Ben was in the hospital for 5 days and was discharged into my care back in Rhodes. He could have gone back to Canada but didn't intend to cancel the rest of his summer vacation. Although he carried on drinking too much along with most of the rest of the tourists his age, he never went hill climbing again.The aftermath of this was that although he seemed not to have any permanent damage from the broken skull, he was deaf in one ear, which put paid to the career he had intended to have in the military. He also still has a keloid scar on his neck that looks like an unsightly gash, and needs treatment and reduction occasionally.
When I heard about the disappearance of Michael Mosley I was reminded how treacherous a sunny hillside under a blue Greek sky can be. It also brought back to me the fate of a handsome Greek man I knew who had goats that grazed on the hillsides around Lindos and Pefkos. Sometimes the goats jumped over garden walls and decimated gardens. I complained to the mayor that the village needed to do something to keep the goats out of the local properties. One of my clients had woken one morning to find a huge smelly billy-goat in her bedroom, chewing on her sundress. I told the mayor it shouldn't be us who were living behind concentration camp barbed wire fences, but the goats. A few years later the owner of the goats disappeared, only to be found a week later, deceased at the bottom of a crevasse where he had fallen while chasing after his wild flock. He had injured himself in the fall, but the crevasse he was in had a false bottom so he was not visible from above. A searcher eventually noticed the glint of his wrist watch.
As we grow up, most of us learn to respect the power of nature, be it land, sea, or weather, but miscalculations are made and the results can be disastrous and even tragic.

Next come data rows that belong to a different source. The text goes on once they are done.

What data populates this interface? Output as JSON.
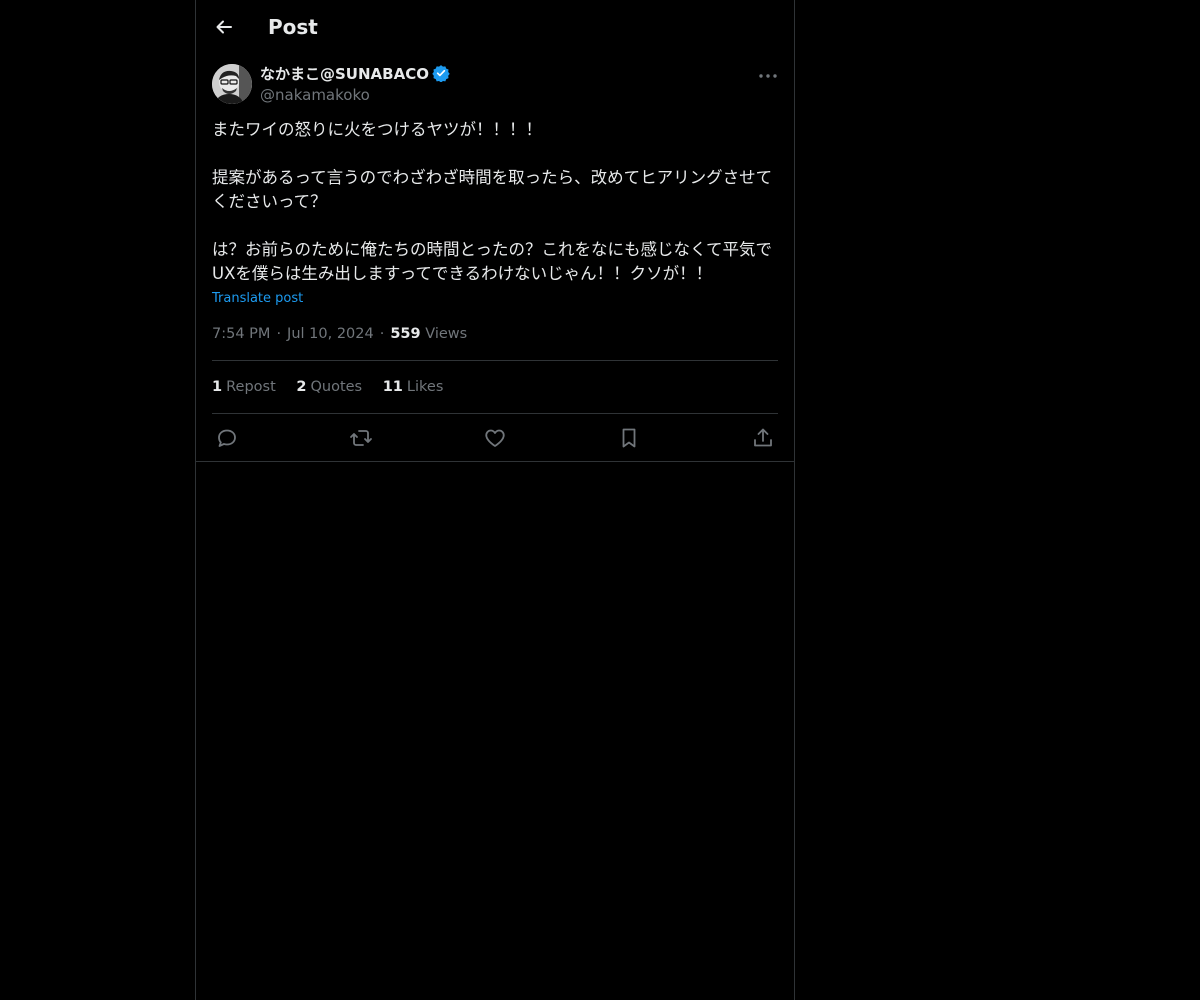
{
  "header": {
    "back_icon": "arrow-left-icon",
    "title": "Post"
  },
  "post": {
    "author": {
      "display_name": "なかまこ@SUNABACO",
      "handle": "@nakamakoko",
      "verified": true,
      "verified_color": "#1d9bf0"
    },
    "more_icon": "more-horizontal-icon",
    "paragraphs": [
      "またワイの怒りに火をつけるヤツが！！！！",
      "提案があるって言うのでわざわざ時間を取ったら、改めてヒアリングさせてくださいって？",
      "は？お前らのために俺たちの時間とったの？これをなにも感じなくて平気でUXを僕らは生み出しますってできるわけないじゃん！！クソが！！"
    ],
    "translate_label": "Translate post",
    "time": "7:54 PM",
    "date": "Jul 10, 2024",
    "dot": "·",
    "views_count": "559",
    "views_label": "Views",
    "stats": [
      {
        "count": "1",
        "label": "Repost"
      },
      {
        "count": "2",
        "label": "Quotes"
      },
      {
        "count": "11",
        "label": "Likes"
      }
    ],
    "actions": [
      "reply-icon",
      "repost-icon",
      "like-icon",
      "bookmark-icon",
      "share-icon"
    ]
  },
  "colors": {
    "background": "#000000",
    "text": "#e7e9ea",
    "muted": "#71767b",
    "border": "#2f3336",
    "link": "#1d9bf0"
  }
}
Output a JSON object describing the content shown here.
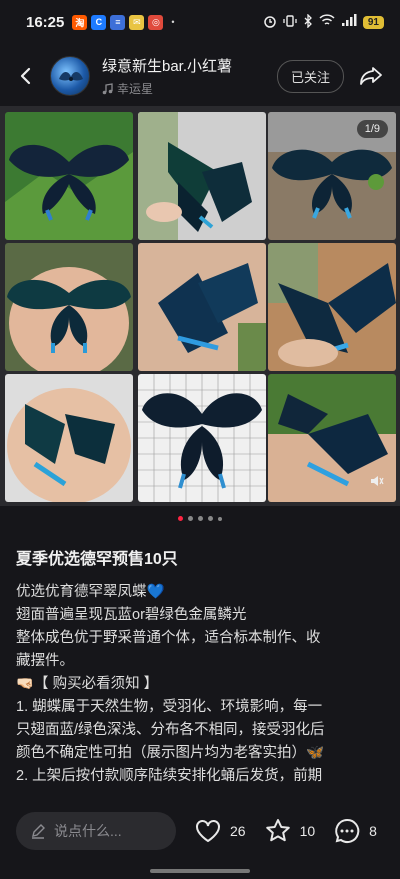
{
  "status_bar": {
    "time": "16:25",
    "apps": [
      {
        "label": "淘",
        "color": "#ff5a00"
      },
      {
        "label": "C",
        "color": "#1e7bff"
      },
      {
        "label": "≡",
        "color": "#3d6fd8"
      },
      {
        "label": "✉",
        "color": "#e9c442"
      },
      {
        "label": "◎",
        "color": "#e04a3c"
      }
    ],
    "more_dot": "•",
    "battery": "91"
  },
  "header": {
    "user_name": "绿意新生bar.小红薯",
    "subtitle": "幸运星",
    "follow_label": "已关注"
  },
  "gallery": {
    "page_indicator": "1/9",
    "photo_count": 9,
    "active_dot": 0,
    "dot_count": 5
  },
  "post": {
    "title": "夏季优选德罕预售10只",
    "lines": [
      "优选优育德罕翠凤蝶💙",
      "翅面普遍呈现瓦蓝or碧绿色金属鳞光",
      "整体成色优于野采普通个体，适合标本制作、收",
      "藏摆件。",
      "🤜🏻【 购买必看须知 】",
      "1. 蝴蝶属于天然生物，受羽化、环境影响，每一",
      "只翅面蓝/绿色深浅、分布各不相同，接受羽化后",
      "颜色不确定性可拍（展示图片均为老客实拍）🦋",
      "2. 上架后按付款顺序陆续安排化蛹后发货，前期"
    ]
  },
  "bottom_bar": {
    "comment_placeholder": "说点什么...",
    "likes": "26",
    "favorites": "10",
    "comments": "8"
  },
  "colors": {
    "accent": "#ff2442",
    "background": "#16161a"
  }
}
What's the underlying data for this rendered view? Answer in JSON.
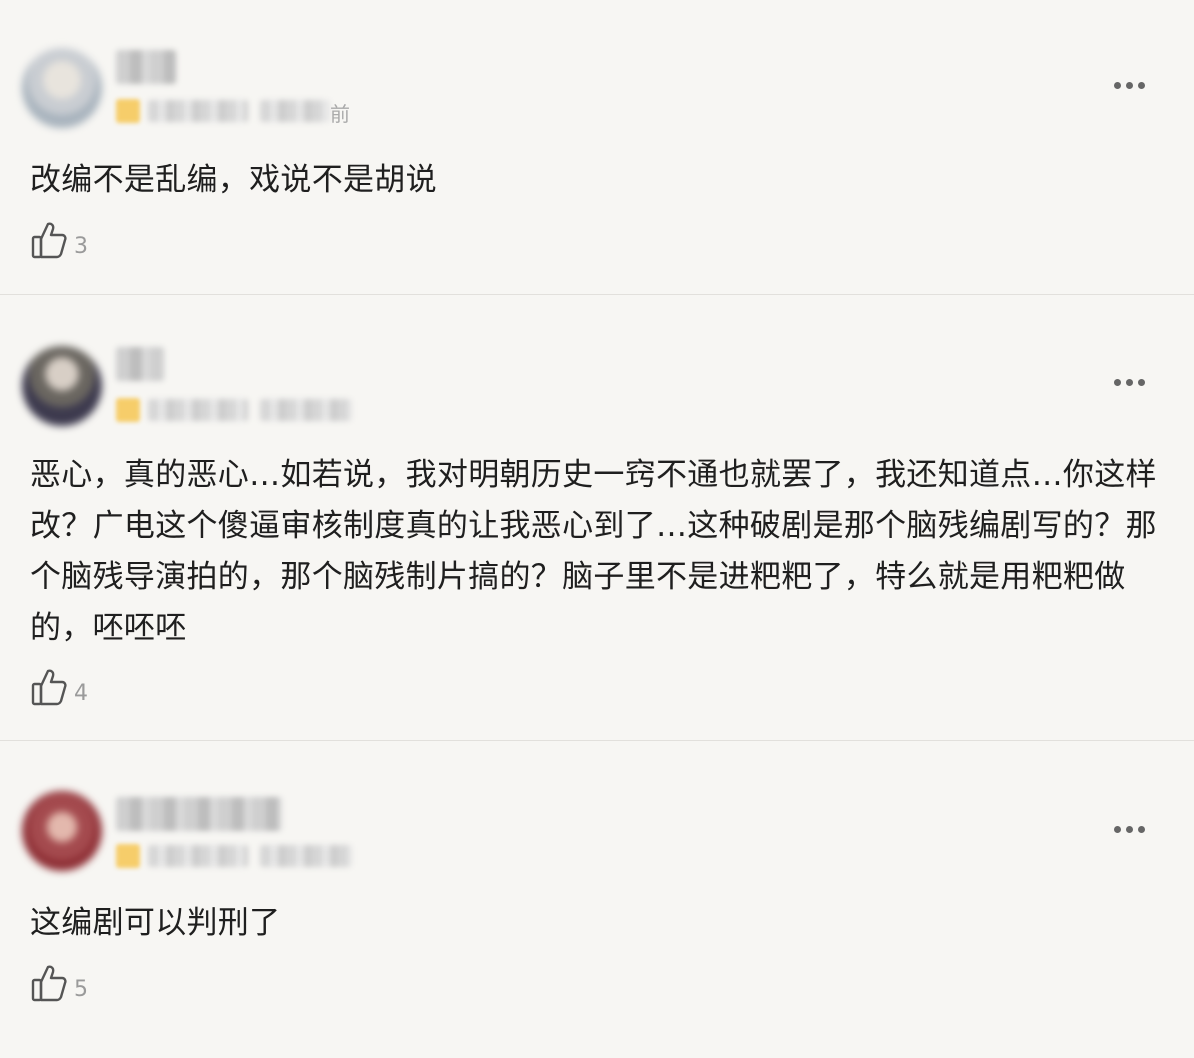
{
  "comments": [
    {
      "time_suffix": "前",
      "text": "改编不是乱编，戏说不是胡说",
      "likes": "3"
    },
    {
      "time_suffix": "",
      "text": "恶心，真的恶心…如若说，我对明朝历史一窍不通也就罢了，我还知道点…你这样改？广电这个傻逼审核制度真的让我恶心到了…这种破剧是那个脑残编剧写的？那个脑残导演拍的，那个脑残制片搞的？脑子里不是进粑粑了，特么就是用粑粑做的，呸呸呸",
      "likes": "4"
    },
    {
      "time_suffix": "",
      "text": "这编剧可以判刑了",
      "likes": "5"
    }
  ],
  "icons": {
    "more": "more-horizontal-icon",
    "like": "thumbs-up-icon"
  },
  "colors": {
    "background": "#f7f6f3",
    "divider": "#e2e0dc",
    "badge": "#f6cd6a",
    "like_count": "#9a9a9a"
  }
}
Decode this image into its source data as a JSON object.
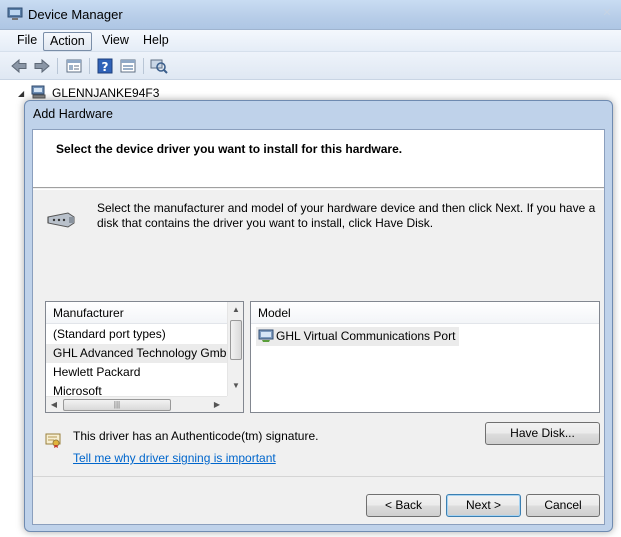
{
  "device_manager": {
    "title": "Device Manager",
    "menu": [
      {
        "label": "File"
      },
      {
        "label": "Action"
      },
      {
        "label": "View"
      },
      {
        "label": "Help"
      }
    ],
    "toolbar_icons": [
      "back-arrow-icon",
      "forward-arrow-icon",
      "properties-icon",
      "help-icon",
      "view-icon",
      "scan-hardware-icon"
    ],
    "tree": {
      "root": "GLENNJANKE94F3"
    }
  },
  "dialog": {
    "title": "Add Hardware",
    "header": "Select the device driver you want to install for this hardware.",
    "instructions": "Select the manufacturer and model of your hardware device and then click Next. If you have a disk that contains the driver you want to install, click Have Disk.",
    "manufacturer_list": {
      "header": "Manufacturer",
      "items": [
        {
          "label": "(Standard port types)"
        },
        {
          "label": "GHL Advanced Technology GmbH"
        },
        {
          "label": "Hewlett Packard"
        },
        {
          "label": "Microsoft"
        }
      ],
      "selected_index": 1
    },
    "model_list": {
      "header": "Model",
      "items": [
        {
          "label": "GHL Virtual Communications Port"
        }
      ]
    },
    "signature_text": "This driver has an Authenticode(tm) signature.",
    "signature_link": "Tell me why driver signing is important",
    "buttons": {
      "have_disk": "Have Disk...",
      "back": "< Back",
      "next": "Next >",
      "cancel": "Cancel"
    }
  },
  "colors": {
    "link": "#0066cc",
    "dialog_frame": "#bfd2ea",
    "selection": "#ebebeb"
  }
}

My sympathy goes out to anyone who has experienced this kind of tragedy, and I am aware that if it hadn't been for the attentive carpenter who noticed something strange on a hillside, my nephew Ben, who now has two teenage children, might not be around today. Others who have ventured out of Lindos Bay on pedalos or air mattresses have been carried far out to sea and had to be rescued. The beautiful scenery makes people forget that they are not in an enclosed protected resort, but in a place with a climate, landscape, and sea conditions they know nothing about, and which can, if taken lightly, prove deadly.